As many as 3-8 percent of all people who have European roots carry the gene mutation, and it is the most common inherited blood clotting disorder, also known as thrombophilia. It is rare in African-Americans and Asians.

With Factor V Leiden thrombophilia, your blood has a tendency to form abnormal blood clots that can block your blood vessels. Though Factor V Leiden doesn’t automatically cause blood clots, it does increase any existing risk factors you already have. There are many risk factors but the more common ones include cancer, prolonged immobilization, following surgery, pregnancy, hormone therapy, injury or trauma. Anyone who has increased risk factors should talk with their doctor about how to improve their odds to keep healthy blood flowing smoothly.

Select few experience blood clot symptoms

Your blood has substances in it that help you stop bleeding when you cut yourself or you get injured. These substances are not supposed to clump up in the arteries or the veins under normal circumstances, though. The faulty gene in Factor V Leiden increases the likelihood that clots can form in blood vessels where they are not wanted.

Blood clots that form in blood vessels can be dangerous when they block blood flow to the legs (deep venous thrombosis) or break off and travel to the lungs where they can cause a pulmonary embolism, a medical emergency.

Not all people who have Factor V Leiden develop blood clots. In fact, only 10 percent of all those with the disorder ever experience any blood clotting problems.

blood clot

Reducing your risk

John R. Bartholomew, MD, Section Head of Vascular Medicine and Director of the Thrombosis Center at Cleveland Clinic, says that patients should keep news about the mysterious-sounding disorder in perspective. “Factor V Leiden is a relatively uncommon condition even among the population group most often affected by it,” he said.

Though you are unlikely to have the pair of genes that cause Factor V Leiden, it’s always a good idea to assess your risk factor for cardiovascular problems.

Some things that increase your risk for blood clots are beyond your control, such as recovering from surgery, having certain diseases or being injured, but other risk factors are within your control.

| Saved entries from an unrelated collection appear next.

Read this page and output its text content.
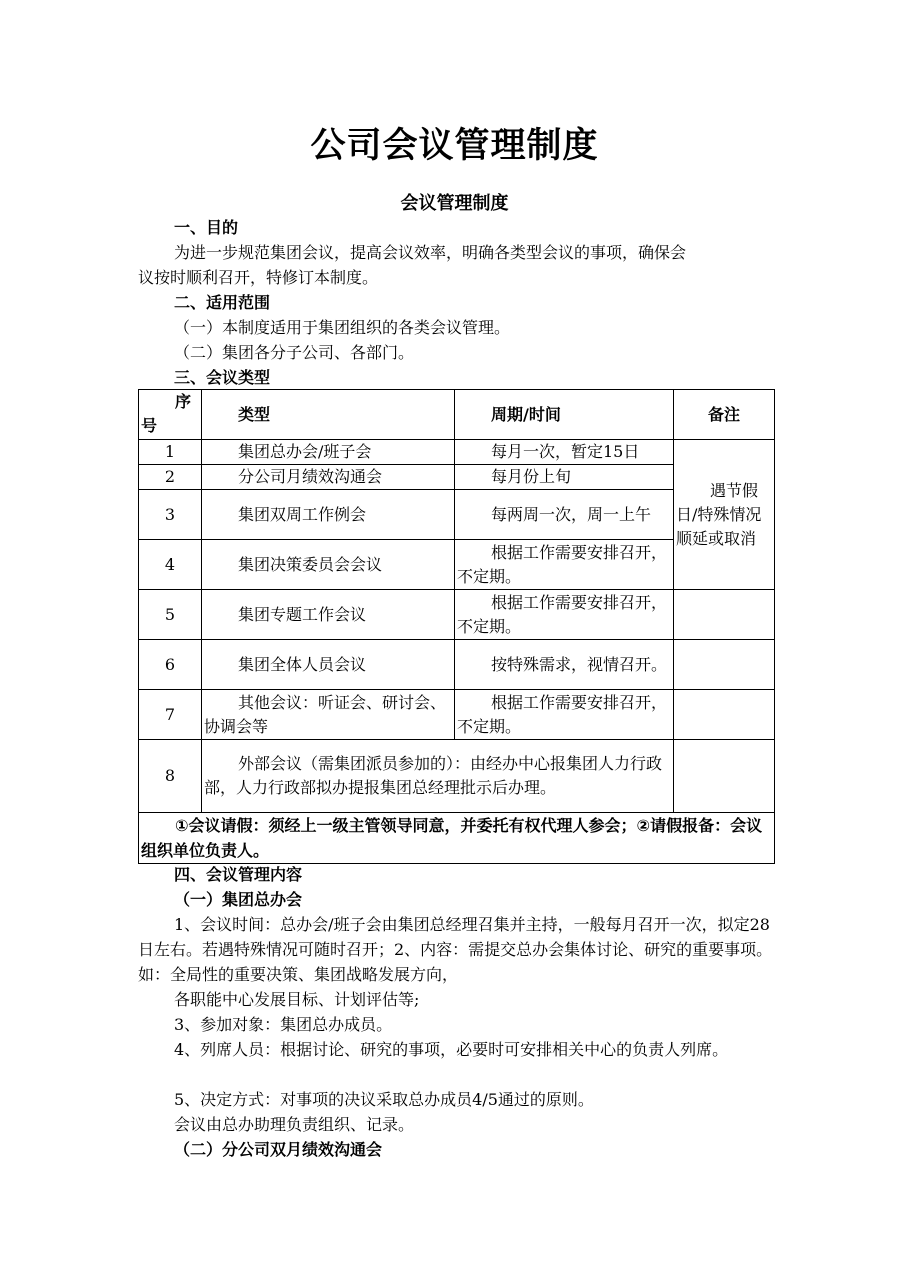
公司会议管理制度
会议管理制度
一、目的
为进一步规范集团会议，提高会议效率，明确各类型会议的事项，确保会
议按时顺利召开，特修订本制度。
二、适用范围
（一）本制度适用于集团组织的各类会议管理。
（二）集团各分子公司、各部门。
三、会议类型
序
号	类型	周期/时间	备注
1	集团总办会/班子会	每月一次，暂定15日	遇节假日/特殊情况顺延或取消
2	分公司月绩效沟通会	每月份上旬	
3	集团双周工作例会	每两周一次，周一上午	
4	集团决策委员会会议	根据工作需要安排召开，不定期。	
5	集团专题工作会议	根据工作需要安排召开，不定期。	
6	集团全体人员会议	按特殊需求，视情召开。	
7	其他会议：听证会、研讨会、协调会等	根据工作需要安排召开，不定期。	
8	外部会议（需集团派员参加的）：由经办中心报集团人力行政部，人力行政部拟办提报集团总经理批示后办理。		
①会议请假：须经上一级主管领导同意，并委托有权代理人参会；②请假报备：会议组织单位负责人。			
四、会议管理内容
（一）集团总办会
1、会议时间：总办会/班子会由集团总经理召集并主持，一般每月召开一次，拟定28日左右。若遇特殊情况可随时召开；2、内容：需提交总办会集体讨论、研究的重要事项。如：全局性的重要决策、集团战略发展方向，
各职能中心发展目标、计划评估等;
3、参加对象：集团总办成员。
4、列席人员：根据讨论、研究的事项，必要时可安排相关中心的负责人列席。
5、决定方式：对事项的决议采取总办成员4/5通过的原则。
会议由总办助理负责组织、记录。
（二）分公司双月绩效沟通会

Dr. Bartholomew says, “Everyone should act to eliminate any risk factors that are under their control, namely quitting smoking, losing weight, and being physically active. This is especially important for patients who have thrombophilia. They should also notify all of their doctors if they have this condition.”

Factor V Leiden provides a good reminder to people to pay attention to the risk of blood clots, and how important it is to help avoid them by changing some bad habits, exchanging them for healthy ones instead.